Well no. That was not the case I made. I simply stated that a ghostwriting campaign does not fit what most corps would do. Now I know there have been "elected officials" that have done that and I sure wouldn't put it past some wacko group like the the CAGW.
"but elected officials are bad"
Generally yes. If you trust them then you are pretty arrogant. Judges are careful on the decisions they make (especially federal) because they are appointed and promoted by the President. So therefore they are not "Elected Officials" they are appointed. They must kiss ass to get somewhere. I don't trust politicians any farther than I can throw them. They will tell you anything and do anything just to get a vote and keep them in office where they don't have to work. There are some officials that don't fit this rule to a "T" but I wouldn't go taking off your sox to count them.
"Or are you just saying whatever you want at the moment to support your desired view of the world?"
That isn't a view of the world just of our political system which people so blindly follow. The two parties have things so locked down that for an Independant in my state to get on the ballot he/she must get 100k signatures on a petition, when the persons who win the congressional seats have never got that many votes to start with.

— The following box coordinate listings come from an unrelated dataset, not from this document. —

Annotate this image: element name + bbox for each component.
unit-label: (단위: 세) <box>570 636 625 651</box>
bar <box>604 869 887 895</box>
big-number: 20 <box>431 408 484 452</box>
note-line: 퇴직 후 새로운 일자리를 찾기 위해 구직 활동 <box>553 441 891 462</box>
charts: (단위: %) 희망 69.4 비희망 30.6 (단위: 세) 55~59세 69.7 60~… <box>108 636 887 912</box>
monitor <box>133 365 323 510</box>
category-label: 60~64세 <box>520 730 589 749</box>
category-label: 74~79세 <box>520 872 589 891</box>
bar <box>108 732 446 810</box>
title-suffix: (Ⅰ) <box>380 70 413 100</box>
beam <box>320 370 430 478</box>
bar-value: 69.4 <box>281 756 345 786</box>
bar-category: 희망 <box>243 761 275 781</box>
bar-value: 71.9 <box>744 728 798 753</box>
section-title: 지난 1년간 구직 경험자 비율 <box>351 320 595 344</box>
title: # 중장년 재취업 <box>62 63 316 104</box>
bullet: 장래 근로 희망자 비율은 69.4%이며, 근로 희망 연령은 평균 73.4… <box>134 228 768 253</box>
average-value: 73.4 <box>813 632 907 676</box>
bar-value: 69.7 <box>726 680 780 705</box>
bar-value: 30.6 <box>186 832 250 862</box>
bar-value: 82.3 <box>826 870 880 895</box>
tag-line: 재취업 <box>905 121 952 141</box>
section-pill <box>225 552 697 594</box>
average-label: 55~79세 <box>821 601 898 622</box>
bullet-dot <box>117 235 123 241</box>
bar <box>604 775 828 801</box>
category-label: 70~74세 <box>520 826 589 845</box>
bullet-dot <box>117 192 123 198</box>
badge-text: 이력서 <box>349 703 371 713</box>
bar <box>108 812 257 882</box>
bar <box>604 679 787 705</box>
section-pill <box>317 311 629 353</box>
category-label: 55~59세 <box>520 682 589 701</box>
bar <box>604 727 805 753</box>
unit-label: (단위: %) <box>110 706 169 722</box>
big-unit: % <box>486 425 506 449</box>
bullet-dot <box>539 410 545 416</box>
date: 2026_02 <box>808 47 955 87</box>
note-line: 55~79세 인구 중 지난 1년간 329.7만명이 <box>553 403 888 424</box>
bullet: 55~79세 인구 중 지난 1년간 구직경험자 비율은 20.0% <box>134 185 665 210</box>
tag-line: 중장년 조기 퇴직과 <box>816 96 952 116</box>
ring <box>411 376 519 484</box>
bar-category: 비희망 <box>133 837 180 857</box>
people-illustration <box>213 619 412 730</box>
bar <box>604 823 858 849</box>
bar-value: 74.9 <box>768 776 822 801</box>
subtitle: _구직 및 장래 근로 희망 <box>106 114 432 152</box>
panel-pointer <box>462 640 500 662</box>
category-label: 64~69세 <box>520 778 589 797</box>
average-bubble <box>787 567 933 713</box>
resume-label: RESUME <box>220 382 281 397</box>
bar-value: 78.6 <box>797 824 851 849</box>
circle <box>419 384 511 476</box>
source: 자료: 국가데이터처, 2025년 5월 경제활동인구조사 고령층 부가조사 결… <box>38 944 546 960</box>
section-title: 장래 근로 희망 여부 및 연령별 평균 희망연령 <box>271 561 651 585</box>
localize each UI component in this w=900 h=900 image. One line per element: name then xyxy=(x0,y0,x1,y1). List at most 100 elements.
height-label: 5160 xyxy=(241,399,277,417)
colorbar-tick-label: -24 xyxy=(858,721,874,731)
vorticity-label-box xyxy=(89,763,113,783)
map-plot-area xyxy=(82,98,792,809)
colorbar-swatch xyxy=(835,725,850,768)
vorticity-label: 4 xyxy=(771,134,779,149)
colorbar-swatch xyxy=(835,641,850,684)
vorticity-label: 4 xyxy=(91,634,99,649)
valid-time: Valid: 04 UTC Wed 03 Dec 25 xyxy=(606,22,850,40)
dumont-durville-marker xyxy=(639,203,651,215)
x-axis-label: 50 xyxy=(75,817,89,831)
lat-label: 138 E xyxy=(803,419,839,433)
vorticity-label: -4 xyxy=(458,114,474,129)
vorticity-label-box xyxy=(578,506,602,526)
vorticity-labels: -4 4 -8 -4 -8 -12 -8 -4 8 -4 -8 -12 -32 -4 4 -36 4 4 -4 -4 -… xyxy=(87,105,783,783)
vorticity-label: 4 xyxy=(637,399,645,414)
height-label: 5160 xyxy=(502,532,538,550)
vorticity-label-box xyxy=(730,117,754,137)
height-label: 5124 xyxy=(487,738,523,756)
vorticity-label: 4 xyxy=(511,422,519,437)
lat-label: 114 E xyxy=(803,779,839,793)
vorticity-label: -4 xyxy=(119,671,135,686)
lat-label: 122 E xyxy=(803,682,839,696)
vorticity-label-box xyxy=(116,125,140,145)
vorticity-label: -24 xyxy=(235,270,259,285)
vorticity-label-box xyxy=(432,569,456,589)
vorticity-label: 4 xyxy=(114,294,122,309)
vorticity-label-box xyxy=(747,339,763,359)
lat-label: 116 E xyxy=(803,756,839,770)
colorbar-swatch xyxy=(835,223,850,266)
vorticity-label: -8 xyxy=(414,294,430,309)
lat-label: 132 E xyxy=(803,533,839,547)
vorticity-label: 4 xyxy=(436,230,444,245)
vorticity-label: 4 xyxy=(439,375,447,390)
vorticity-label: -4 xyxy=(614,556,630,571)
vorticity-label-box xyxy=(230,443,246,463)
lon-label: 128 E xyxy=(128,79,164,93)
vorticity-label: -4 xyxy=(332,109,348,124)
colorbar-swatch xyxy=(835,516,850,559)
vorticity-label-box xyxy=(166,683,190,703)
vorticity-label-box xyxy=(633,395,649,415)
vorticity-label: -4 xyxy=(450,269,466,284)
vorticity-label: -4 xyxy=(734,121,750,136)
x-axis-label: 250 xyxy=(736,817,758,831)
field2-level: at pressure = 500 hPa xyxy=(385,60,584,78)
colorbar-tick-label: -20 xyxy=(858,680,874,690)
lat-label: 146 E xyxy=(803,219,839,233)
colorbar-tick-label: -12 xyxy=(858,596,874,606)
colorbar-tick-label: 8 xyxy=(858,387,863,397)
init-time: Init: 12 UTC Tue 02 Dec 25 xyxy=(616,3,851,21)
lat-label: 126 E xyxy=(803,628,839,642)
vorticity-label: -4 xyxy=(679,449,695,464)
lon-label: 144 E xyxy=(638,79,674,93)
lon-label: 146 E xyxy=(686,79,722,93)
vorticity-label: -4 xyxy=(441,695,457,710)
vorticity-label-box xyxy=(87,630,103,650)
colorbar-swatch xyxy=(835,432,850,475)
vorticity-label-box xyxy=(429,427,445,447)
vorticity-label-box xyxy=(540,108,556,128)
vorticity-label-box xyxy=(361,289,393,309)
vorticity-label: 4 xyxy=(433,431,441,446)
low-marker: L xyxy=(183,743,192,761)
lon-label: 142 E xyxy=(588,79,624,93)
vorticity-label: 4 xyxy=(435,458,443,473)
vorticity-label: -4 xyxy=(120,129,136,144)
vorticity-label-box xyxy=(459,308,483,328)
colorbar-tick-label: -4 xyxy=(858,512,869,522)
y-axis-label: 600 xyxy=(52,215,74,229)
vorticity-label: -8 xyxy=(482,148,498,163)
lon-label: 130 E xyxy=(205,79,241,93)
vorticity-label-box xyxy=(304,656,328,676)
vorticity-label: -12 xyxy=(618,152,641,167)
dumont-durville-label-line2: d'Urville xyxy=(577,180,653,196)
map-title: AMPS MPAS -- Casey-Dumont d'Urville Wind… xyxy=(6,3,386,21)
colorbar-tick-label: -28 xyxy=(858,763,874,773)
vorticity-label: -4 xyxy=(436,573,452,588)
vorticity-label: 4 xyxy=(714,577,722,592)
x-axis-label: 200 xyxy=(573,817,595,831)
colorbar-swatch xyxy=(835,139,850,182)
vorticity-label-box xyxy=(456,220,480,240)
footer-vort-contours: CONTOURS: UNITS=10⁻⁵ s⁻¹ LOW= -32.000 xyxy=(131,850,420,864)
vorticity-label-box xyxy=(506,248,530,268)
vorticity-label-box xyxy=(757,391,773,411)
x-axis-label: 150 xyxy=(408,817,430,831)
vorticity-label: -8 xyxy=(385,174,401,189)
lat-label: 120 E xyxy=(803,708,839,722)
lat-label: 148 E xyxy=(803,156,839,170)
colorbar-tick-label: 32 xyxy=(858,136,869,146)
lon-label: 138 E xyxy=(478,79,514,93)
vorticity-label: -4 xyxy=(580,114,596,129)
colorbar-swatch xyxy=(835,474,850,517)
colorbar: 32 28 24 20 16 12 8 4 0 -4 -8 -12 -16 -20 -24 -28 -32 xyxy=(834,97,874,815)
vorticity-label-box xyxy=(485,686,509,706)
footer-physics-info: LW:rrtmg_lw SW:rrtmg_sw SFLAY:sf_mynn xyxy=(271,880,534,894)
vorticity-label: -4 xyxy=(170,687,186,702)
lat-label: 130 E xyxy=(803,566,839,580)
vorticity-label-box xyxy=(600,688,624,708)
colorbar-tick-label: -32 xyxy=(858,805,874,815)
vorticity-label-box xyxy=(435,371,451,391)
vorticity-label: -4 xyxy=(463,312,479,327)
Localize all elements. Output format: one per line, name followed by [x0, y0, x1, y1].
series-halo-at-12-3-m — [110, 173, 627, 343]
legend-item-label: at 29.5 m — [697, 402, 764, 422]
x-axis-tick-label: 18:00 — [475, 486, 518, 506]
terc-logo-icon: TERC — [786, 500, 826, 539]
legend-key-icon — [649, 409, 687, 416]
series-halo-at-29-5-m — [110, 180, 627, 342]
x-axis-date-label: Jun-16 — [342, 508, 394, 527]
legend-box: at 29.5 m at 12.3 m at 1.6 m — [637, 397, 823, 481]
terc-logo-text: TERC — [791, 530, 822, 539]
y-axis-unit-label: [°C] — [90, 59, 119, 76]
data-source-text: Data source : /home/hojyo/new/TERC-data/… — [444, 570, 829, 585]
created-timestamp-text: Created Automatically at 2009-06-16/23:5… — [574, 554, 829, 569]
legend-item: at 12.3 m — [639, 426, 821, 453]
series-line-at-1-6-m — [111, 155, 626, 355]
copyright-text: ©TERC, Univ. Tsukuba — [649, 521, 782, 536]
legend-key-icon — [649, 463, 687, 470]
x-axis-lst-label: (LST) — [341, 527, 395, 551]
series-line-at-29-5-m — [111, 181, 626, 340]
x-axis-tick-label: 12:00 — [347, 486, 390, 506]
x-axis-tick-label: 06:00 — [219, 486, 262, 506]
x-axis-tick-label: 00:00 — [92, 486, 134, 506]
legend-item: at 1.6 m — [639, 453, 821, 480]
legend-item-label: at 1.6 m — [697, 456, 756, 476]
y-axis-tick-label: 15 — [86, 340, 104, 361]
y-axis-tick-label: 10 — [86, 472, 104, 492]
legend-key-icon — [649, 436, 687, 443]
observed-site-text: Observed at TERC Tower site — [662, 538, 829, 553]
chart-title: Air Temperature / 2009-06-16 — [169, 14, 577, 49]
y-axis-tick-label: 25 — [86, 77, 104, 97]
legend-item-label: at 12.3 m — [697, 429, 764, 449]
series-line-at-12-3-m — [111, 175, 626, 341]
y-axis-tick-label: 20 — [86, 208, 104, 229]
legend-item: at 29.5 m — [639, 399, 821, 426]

And as far as my view on the judges, especially in the MS case, read the transcripts like I have and you can tell he wasn't being unbiased.
Anyway your post was worthless because you did nothing to negate my either of my above statements. Rather, you tried to make them sound as if they were even on the same topic. One was about the way the judges have handled the case as a whole. The other topic was about the validity of a statement that said MS was behind ghostwriting campains and a discussion about the article in question.
Just seems like another Penguin Thumper has simply skimmed some paragraphs and made up his mind without thought or fact doesn't it?